Let's start off with one of the most annoying celebrities of all time: Jessica 'is it chicken' Simpson. Okay, she was funny in her (mock?) stupidity for about 5 minutes, but I'm sick of her by now. I am sick of her moronic behaviour, I am sick of the fact that she is so overly fake tanned that she looks like a fricking orange. And I am sick of her odd looking boobs. Also, I know that in these pictures she was wearing a wig, but still, she went out looking orange from head to toe and I hate orange as a dressing colour as well. And still, men fawn over this giant lollypop. I don't get it.

Then there's Hunter Tylo. Does anyone remember her? She was on a string of soaps, mostly 'the Bold and the Beautiful' and then she left and Aaron Spelling hired her for 'Melrose Place', but she was fired because she got pregnant and then she sued Aaron and won a gazillion dollars and then she went back to 'the b and the b' and instead of her plane having exploded she was kidnapped by a sjeik who kept her prisoner in his harem, but then she escaped just in time to stop Ridge and Brooke from getting married. That Hunter Tylo. Acting credibility aside, she was a lovely woman, often voted most beautiful woman on daytime television. Only two years ago, she was still a lovely woman in her thirties. Then she decided to 'enhance' a couple of things and well, not so lovely anymore... Why oh why? Look at those breasts (if I can still call them that)!! You could explain the 90° angle with those things.
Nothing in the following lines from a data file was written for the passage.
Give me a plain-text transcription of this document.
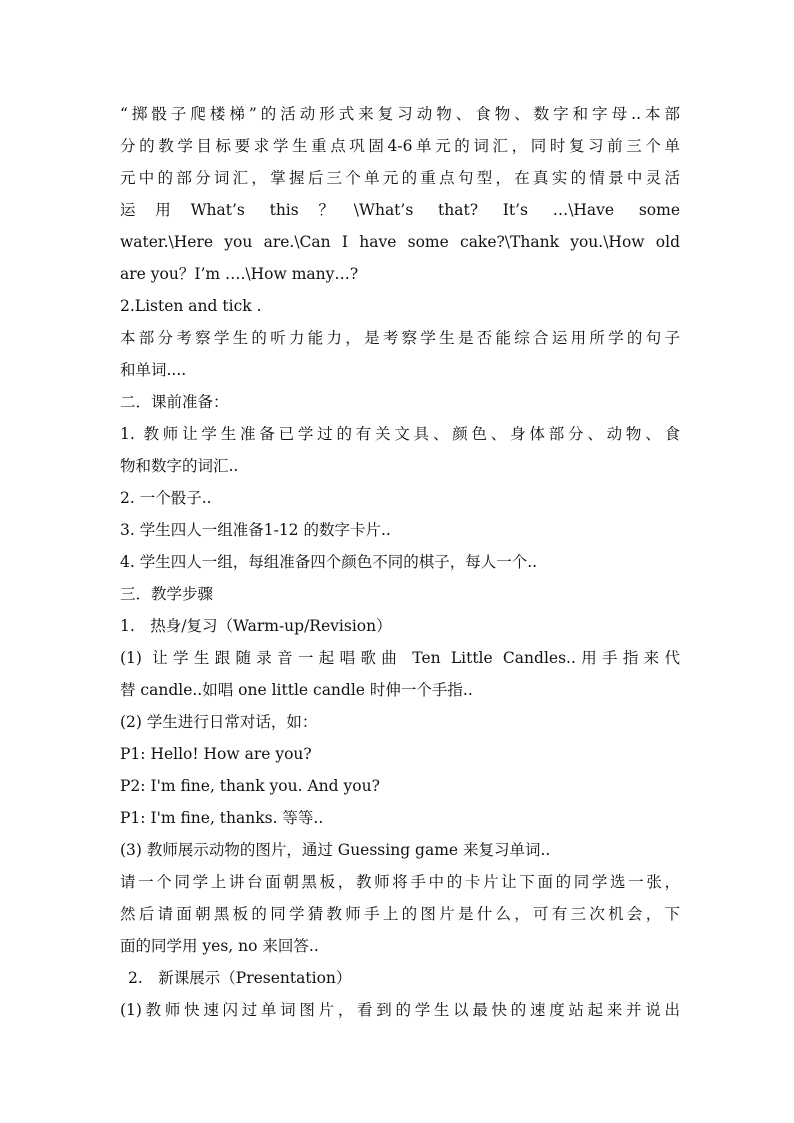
“掷骰子爬楼梯”的活动形式来复习动物、食物、数字和字母..本部
分的教学目标要求学生重点巩固4-6单元的词汇，同时复习前三个单
元中的部分词汇，掌握后三个单元的重点句型，在真实的情景中灵活
运用What’s this？\What’s that? It’s …\Have some
water.\Here you are.\Can I have some cake?\Thank you.\How old
are you？I’m ….\How many…?
2.Listen and tick .
本部分考察学生的听力能力，是考察学生是否能综合运用所学的句子
和单词....
二．课前准备：
1. 教师让学生准备已学过的有关文具、颜色、身体部分、动物、食
物和数字的词汇..
2. 一个骰子..
3. 学生四人一组准备1-12 的数字卡片..
4. 学生四人一组，每组准备四个颜色不同的棋子，每人一个..
三．教学步骤
1.　热身/复习（Warm-up/Revision）
(1) 让学生跟随录音一起唱歌曲 Ten Little Candles..用手指来代
替 candle..如唱 one little candle 时伸一个手指..
(2) 学生进行日常对话，如：
P1: Hello! How are you?
P2: I'm fine, thank you. And you?
P1: I'm fine, thanks. 等等..
(3) 教师展示动物的图片，通过 Guessing game 来复习单词..
请一个同学上讲台面朝黑板，教师将手中的卡片让下面的同学选一张，
然后请面朝黑板的同学猜教师手上的图片是什么，可有三次机会，下
面的同学用 yes, no 来回答..
2.　新课展示（Presentation）
(1)教师快速闪过单词图片，看到的学生以最快的速度站起来并说出
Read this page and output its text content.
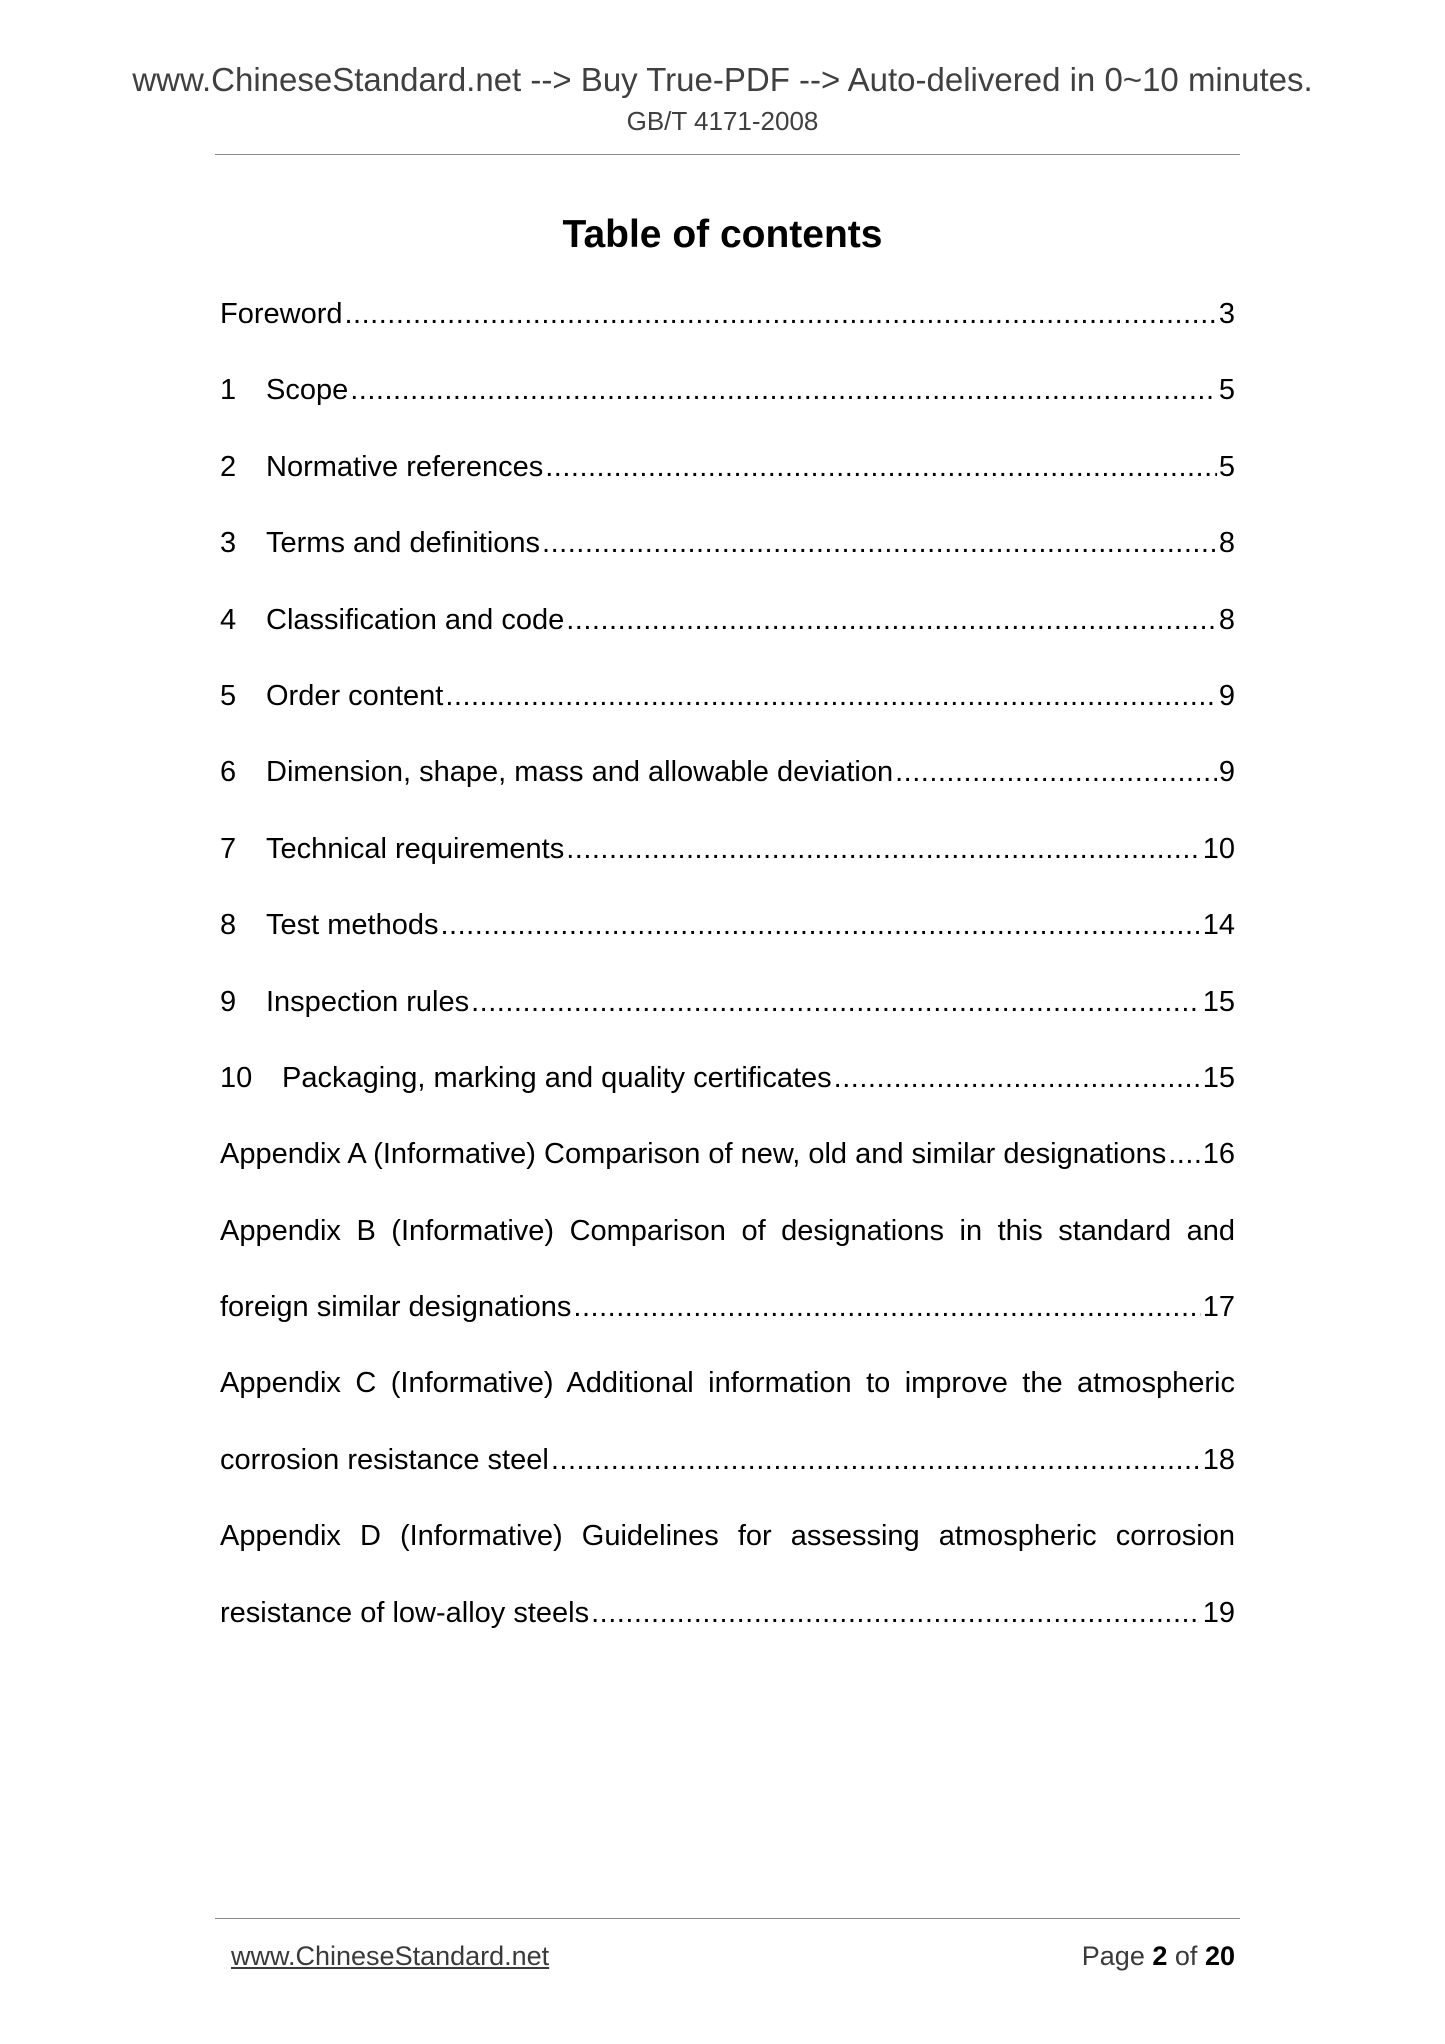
www.ChineseStandard.net --> Buy True-PDF --> Auto-delivered in 0~10 minutes.
GB/T 4171-2008
Table of contents
Foreword .....	3
1 Scope .....	5
2 Normative references .....	5
3 Terms and definitions .....	8
4 Classification and code .....	8
5 Order content .....	9
6 Dimension, shape, mass and allowable deviation .....	9
7 Technical requirements .....	10
8 Test methods .....	14
9 Inspection rules .....	15
10 Packaging, marking and quality certificates .....	15
Appendix A (Informative) Comparison of new, old and similar designations ..... 16
Appendix B (Informative) Comparison of designations in this standard and
foreign similar designations .....	17
Appendix C (Informative) Additional information to improve the atmospheric
corrosion resistance steel .....	18
Appendix D (Informative) Guidelines for assessing atmospheric corrosion
resistance of low-alloy steels .....	19
www.ChineseStandard.net	Page 2 of 20
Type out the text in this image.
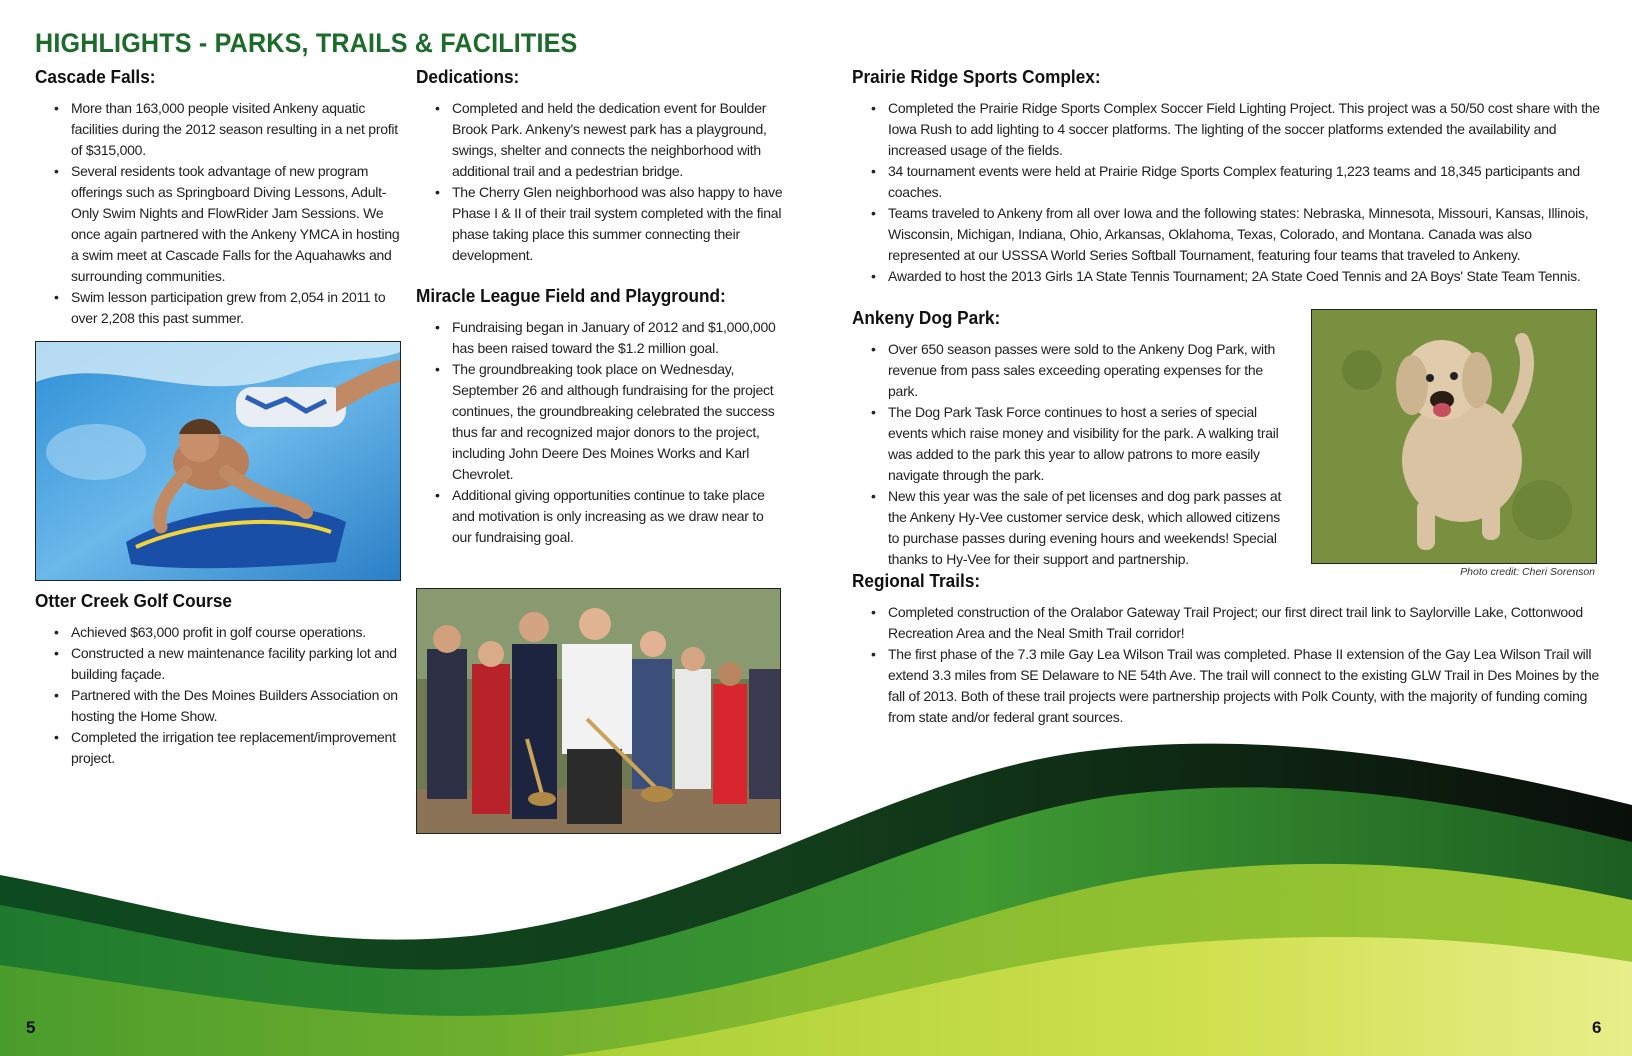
HIGHLIGHTS - PARKS, TRAILS & FACILITIES
Cascade Falls:
• More than 163,000 people visited Ankeny aquatic facilities during the 2012 season resulting in a net profit of $315,000.
• Several residents took advantage of new program offerings such as Springboard Diving Lessons, Adult-Only Swim Nights and FlowRider Jam Sessions. We once again partnered with the Ankeny YMCA in hosting a swim meet at Cascade Falls for the Aquahawks and surrounding communities.
• Swim lesson participation grew from 2,054 in 2011 to over 2,208 this past summer.
Otter Creek Golf Course
• Achieved $63,000 profit in golf course operations.
• Constructed a new maintenance facility parking lot and building façade.
• Partnered with the Des Moines Builders Association on hosting the Home Show.
• Completed the irrigation tee replacement/improvement project.
Dedications:
• Completed and held the dedication event for Boulder Brook Park. Ankeny's newest park has a playground, swings, shelter and connects the neighborhood with additional trail and a pedestrian bridge.
• The Cherry Glen neighborhood was also happy to have Phase I & II of their trail system completed with the final phase taking place this summer connecting their development.
Miracle League Field and Playground:
• Fundraising began in January of 2012 and $1,000,000 has been raised toward the $1.2 million goal.
• The groundbreaking took place on Wednesday, September 26 and although fundraising for the project continues, the groundbreaking celebrated the success thus far and recognized major donors to the project, including John Deere Des Moines Works and Karl Chevrolet.
• Additional giving opportunities continue to take place and motivation is only increasing as we draw near to our fundraising goal.
Prairie Ridge Sports Complex:
• Completed the Prairie Ridge Sports Complex Soccer Field Lighting Project. This project was a 50/50 cost share with the Iowa Rush to add lighting to 4 soccer platforms. The lighting of the soccer platforms extended the availability and increased usage of the fields.
• 34 tournament events were held at Prairie Ridge Sports Complex featuring 1,223 teams and 18,345 participants and coaches.
• Teams traveled to Ankeny from all over Iowa and the following states: Nebraska, Minnesota, Missouri, Kansas, Illinois, Wisconsin, Michigan, Indiana, Ohio, Arkansas, Oklahoma, Texas, Colorado, and Montana. Canada was also represented at our USSSA World Series Softball Tournament, featuring four teams that traveled to Ankeny.
• Awarded to host the 2013 Girls 1A State Tennis Tournament; 2A State Coed Tennis and 2A Boys' State Team Tennis.
Ankeny Dog Park:
• Over 650 season passes were sold to the Ankeny Dog Park, with revenue from pass sales exceeding operating expenses for the park.
• The Dog Park Task Force continues to host a series of special events which raise money and visibility for the park. A walking trail was added to the park this year to allow patrons to more easily navigate through the park.
• New this year was the sale of pet licenses and dog park passes at the Ankeny Hy-Vee customer service desk, which allowed citizens to purchase passes during evening hours and weekends! Special thanks to Hy-Vee for their support and partnership.
Photo credit: Cheri Sorenson
Regional Trails:
• Completed construction of the Oralabor Gateway Trail Project; our first direct trail link to Saylorville Lake, Cottonwood Recreation Area and the Neal Smith Trail corridor!
• The first phase of the 7.3 mile Gay Lea Wilson Trail was completed. Phase II extension of the Gay Lea Wilson Trail will extend 3.3 miles from SE Delaware to NE 54th Ave. The trail will connect to the existing GLW Trail in Des Moines by the fall of 2013. Both of these trail projects were partnership projects with Polk County, with the majority of funding coming from state and/or federal grant sources.
5	6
Another woman who has overindulged in the surgery is Farrah Fawcett. Okay, she was getting old, true. But she was still getting old in a nice, dignified way. And then she did this. Look at her nose. She's ffing rich and she can't get a better plastic surgeon? Bye bye dignity.

Li'l Kim is an even bigger dumbass. Showing off every part of her body and actually almost letting us look inside her schmagina aside, she was still a young black girl, who then decided to try and become a white blow -up doll with assembly problems (or perhaps a career of overuse by a fat man named Cletus). And then she went to jail. Not that I'm saying there's a connection or anything.

And then there's Pete Burns, but I think all comment on that is redundant.

Ow, and Serena Williams, once a great tennis player has apparantly decided to make a career for herself as hefty stripper. Nice for her.

I loved the following story, because it's something that could come out of 'Spinal Tap' and it's just too stupid to be real, but it is. Supermodel Tatyana Simanava (ya, I never heard of the woman either) was on her luxury bus when she came back from the toilet and instead of going through the door back to the main part of the bus, she went through the exit door. At 65 km/hour. Apparantly the blonde model became desoriented and walked through the wrong door, falling onto the freeway, narrowly missing being run over and breaking her arm, dislocating her shoulder and cutting her face and head.

I don't mean to mock the poor girl's pain and it's sad that she cut her face and might never work as a model again, really it is. But this is exactly the kind of cliché thing one would expect a dumb model to do in the movies. It's just surreal when it happens in real life. Still, poor girl. Poor, stupid, girl.

Main image courtey of something positive. He's a funny guy.